At Hyde Park Community United Methodist Church we stand on the shoulders of forefathers and foremothers who welcomed all and served their neighbors.  We will continue to embrace everyone who comes through our doors with the love of Christ, a place that welcomes all.  After St. Louis, we will work together to determine next steps as we seek to be faithful to God’s call to be The Church. Stay tuned. Meanwhile, please join me in prayer:

God of all Creation, Your divine image rests in each one of your daughters and sons.  As difficult conversations on human sexuality unfold, give us courage to lean in and listen, to one another and to You.  Remind us that in Christ we are one.  Fill us with courage to fulfill our mission:  To love You and all of our neighbors. May Your wisdom, peace, but especially Your love guide our steps as United Methodists. I pray in the name of Jesus, the Christ, whose love lifts all, Amen.


Pastor Cathy Johns

Trusting in the Waiting

Henri Nouwen writes:  “Waiting is not a very popular attitude. Waiting is not something that people think about with great sympathy.  In fact, most people consider waiting a waste of time.  Perhaps this is because the culture in which we live is basically saying, ‘Get going!  Do something!  Show you are able to make a difference!  Don’t just sit there and wait!’  For many people, waiting is an awful desert between where they are and where they want to go.
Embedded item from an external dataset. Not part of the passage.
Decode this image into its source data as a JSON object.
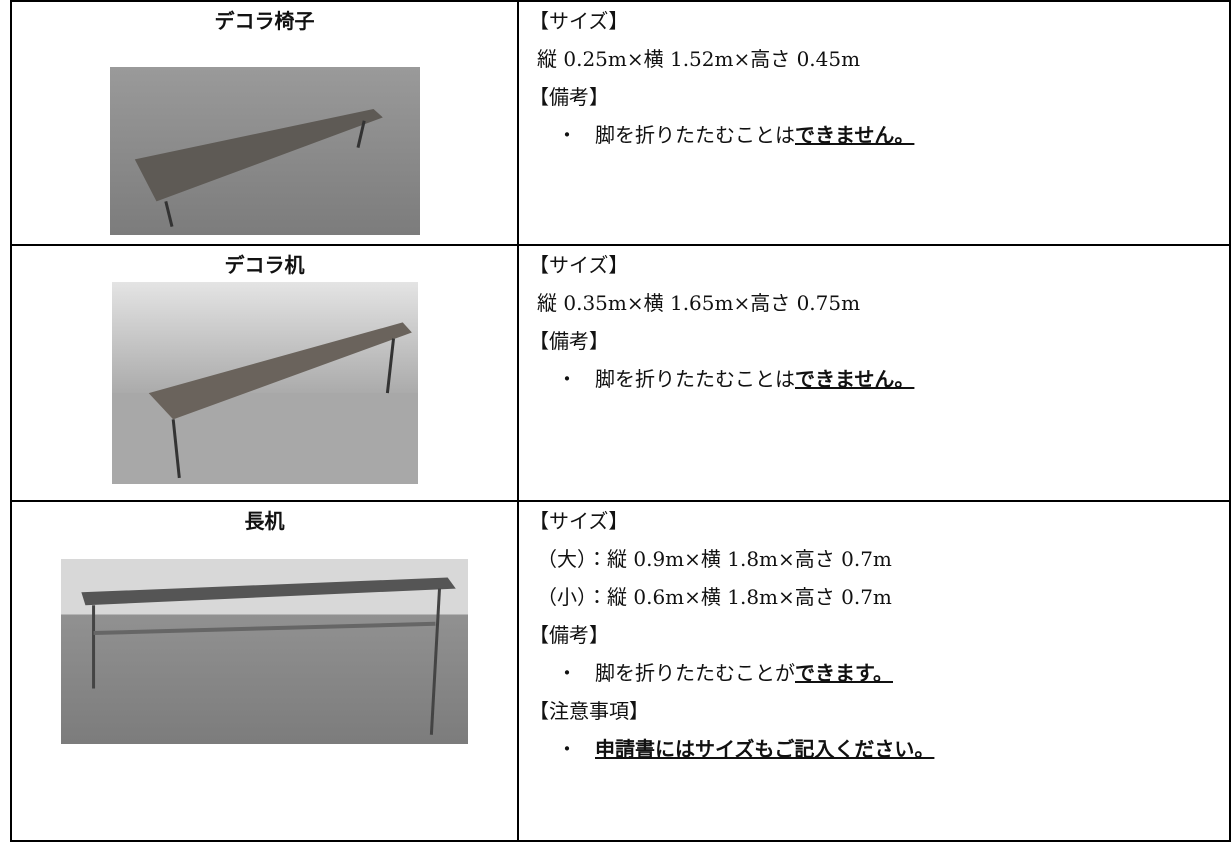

And people do not like such a place. “ (Watch For The Light, p. 27)

We’re not good at “waiting”, and we are even more anxious when asked to “trust God” in the waiting.  We’re not alone.  Noah, trapped in the arch as the floodwaters covered the earth, was asked to trust God in those days of waiting (150 days, Gen. 8:3).  In the waiting, trusting God, God delivers, and establishes God’s covenant with Noah and all of creation; a covenant grounded in love!
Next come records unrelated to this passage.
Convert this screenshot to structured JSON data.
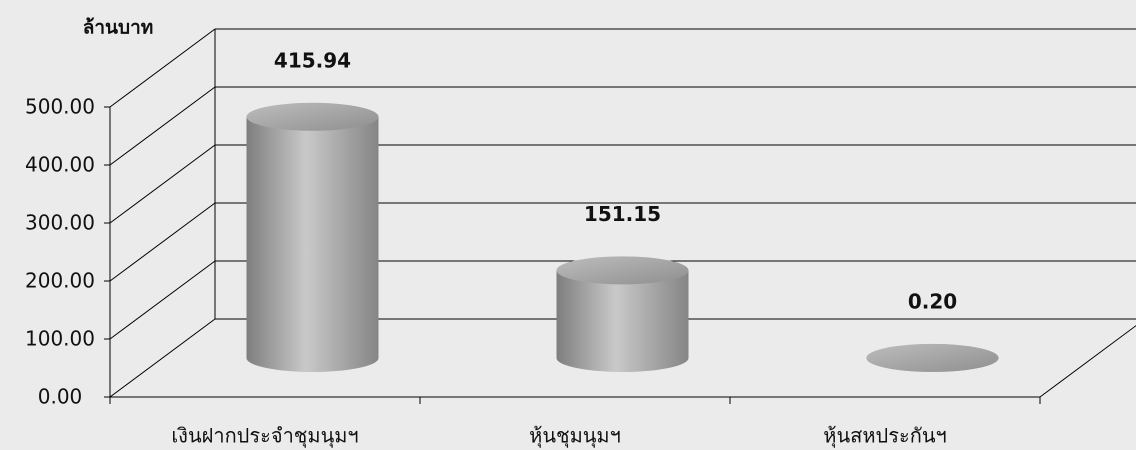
{
  "chart_data": {
    "type": "cylinder",
    "y_label": "ล้านบาท",
    "categories": [
      "เงินฝากประจำชุมนุมฯ",
      "หุ้นชุมนุมฯ",
      "หุ้นสหประกันฯ"
    ],
    "values": [
      415.94,
      151.15,
      0.2
    ],
    "value_labels": [
      "415.94",
      "151.15",
      "0.20"
    ],
    "color": "#a6a6a6",
    "ylim": [
      0,
      500
    ],
    "yticks": [
      {
        "value": 0,
        "label": "0.00"
      },
      {
        "value": 100,
        "label": "100.00"
      },
      {
        "value": 200,
        "label": "200.00"
      },
      {
        "value": 300,
        "label": "300.00"
      },
      {
        "value": 400,
        "label": "400.00"
      },
      {
        "value": 500,
        "label": "500.00"
      }
    ],
    "grid": true
  }
}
As we reflect on Noah’s walk with God, we are encouraged to model our walk with God.  In our waiting can we forsake the “instant gratification” obsession of our culture, and embrace a deep and abiding trust in God’s presence, and God’s provision, grounded in a loving covenant, sealed in Jesus the Christ?  “Simone Weil, a Jewish writer, said, Waiting patiently in expectation is the foundation of the spiritual life.”  (Watch For The Light, p. 37)

“Walking With God”, let us learn from our patriarch Noah how to trust God in our waiting.  I look forward to seeing you in Church!

Through Christ,

Pastor Doug

Does God Have Friends?

“God Friended Me,” a new television series, has just been renewed for a second season with CBS.   Brandon Micheal Hall stars in the show.  He is a young man who talks to God via social media.  It has moments of inspiration, humor, and drama.  The series has enjoyed great success with 10 million viewers each week.

Some of us may imagine a God who sits on a throne in heaven, thunderbolts in hand, far removed from humanity.  The Bible shares a different message about our Creator, the One who gave us life and longs for a relationship with each one of us.

Our new sermon series, “Walking with God,” focuses on God’s first friends, biblical characters in the Old Testament.  Each one of them faced struggles as we do, yet found God’s constant love to be a source of comfort and peace in their daily lives.  This week we will take a look at Adam and Eve, the very first people whom God created and called friends.

At Hyde Park Community United Methodist Church we are committed to being a place where deep, meaningful friendships can begin and grow.  We strive to be a place where strangers become friends, friends become disciples of Jesus, and disciples of Jesus become the Body of Christ, transforming the world with God’s love, hope, and peace.

I look forward to celebrating the Lord’s Day with you this Sunday!